De tuin is een onmisbaar onderdeel van een écht kasteel! Deze tuin heeft door de eeuwen heen net zoveel gedaanten gehad als er tuintrends zijn geweest.
Hoe die tuinen eruit zagen? Dat weten we helaas pas vanaf de zeventiende eeuw. Kijk maar naar het schilderij op het scherm. Typisch voor die tijd: een ‘symmetrische’ tuin, met twee gelijke helften, rechte wandelpaden en op de kruispunten witmarmeren beelden.
Begin négentiende eeuw woonde hier de familie Speelman, die een parkachtige tuin liet aanleggen, met golvende lijnen, vijvers en treurwilgen. Geen plekje was er symmetrisch. Dat vonden de mensen toen mooi – en heel romantisch. De plattegrond van de parktuin zie je op het scherm.
Toen baron André Kasteel Heeswijk kocht in 1835, liet hij het parkje weer veranderen in een rechte tuin. Dit keer met een tuinmuur die oud moest lijken in de Hollandse stijl van de zestiende eeuw, met lagen rood en wit steen en zelfs nep-schietgaten erin. Tegen de zonkant van de muur groeiden fruitbomen en -struiken.
Ruim 100 jaar later, in 1949, mochten baron Willem en barones Albertine in het Koetshuis wonen. Pal naast de tuin dus. Die was toen nogal verwaarloosd, maar gelukkig had de baron al een ontwerp liggen van de tuinarchitect Copijn.
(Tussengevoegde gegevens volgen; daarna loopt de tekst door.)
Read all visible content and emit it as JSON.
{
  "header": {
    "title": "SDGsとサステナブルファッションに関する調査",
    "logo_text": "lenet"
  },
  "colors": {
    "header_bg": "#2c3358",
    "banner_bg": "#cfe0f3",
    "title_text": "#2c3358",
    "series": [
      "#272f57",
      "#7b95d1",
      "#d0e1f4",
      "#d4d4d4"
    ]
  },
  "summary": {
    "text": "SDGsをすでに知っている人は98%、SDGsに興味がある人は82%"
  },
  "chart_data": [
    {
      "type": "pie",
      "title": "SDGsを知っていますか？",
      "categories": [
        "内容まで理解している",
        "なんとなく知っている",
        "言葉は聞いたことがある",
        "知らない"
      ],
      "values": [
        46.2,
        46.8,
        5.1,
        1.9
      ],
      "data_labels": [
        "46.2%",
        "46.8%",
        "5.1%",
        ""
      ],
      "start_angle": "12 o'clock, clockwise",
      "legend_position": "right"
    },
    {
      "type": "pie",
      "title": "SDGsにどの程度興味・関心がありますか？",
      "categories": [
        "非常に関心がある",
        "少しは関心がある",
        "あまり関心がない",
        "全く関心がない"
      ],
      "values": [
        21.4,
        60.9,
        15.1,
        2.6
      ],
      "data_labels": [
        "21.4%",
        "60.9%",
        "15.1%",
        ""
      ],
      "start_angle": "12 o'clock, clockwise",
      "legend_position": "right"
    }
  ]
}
En wat denk je? Copijn ontwierp weer zo’n ‘Oudhollandse tuin’ als op het zeventiende-eeuwse schilderij: aan twee kanten gelijk, symmetrisch dus, met rechte paden langs grasvelden. En bloembedden, voor Albertine die graag tuinierde. Tussen de hagen staan witte standbeelden. De baron en de barones wandelden en zaten hier vaak. En gasten kwamen niet weg zonder een bezoek aan de Copijn-tuin.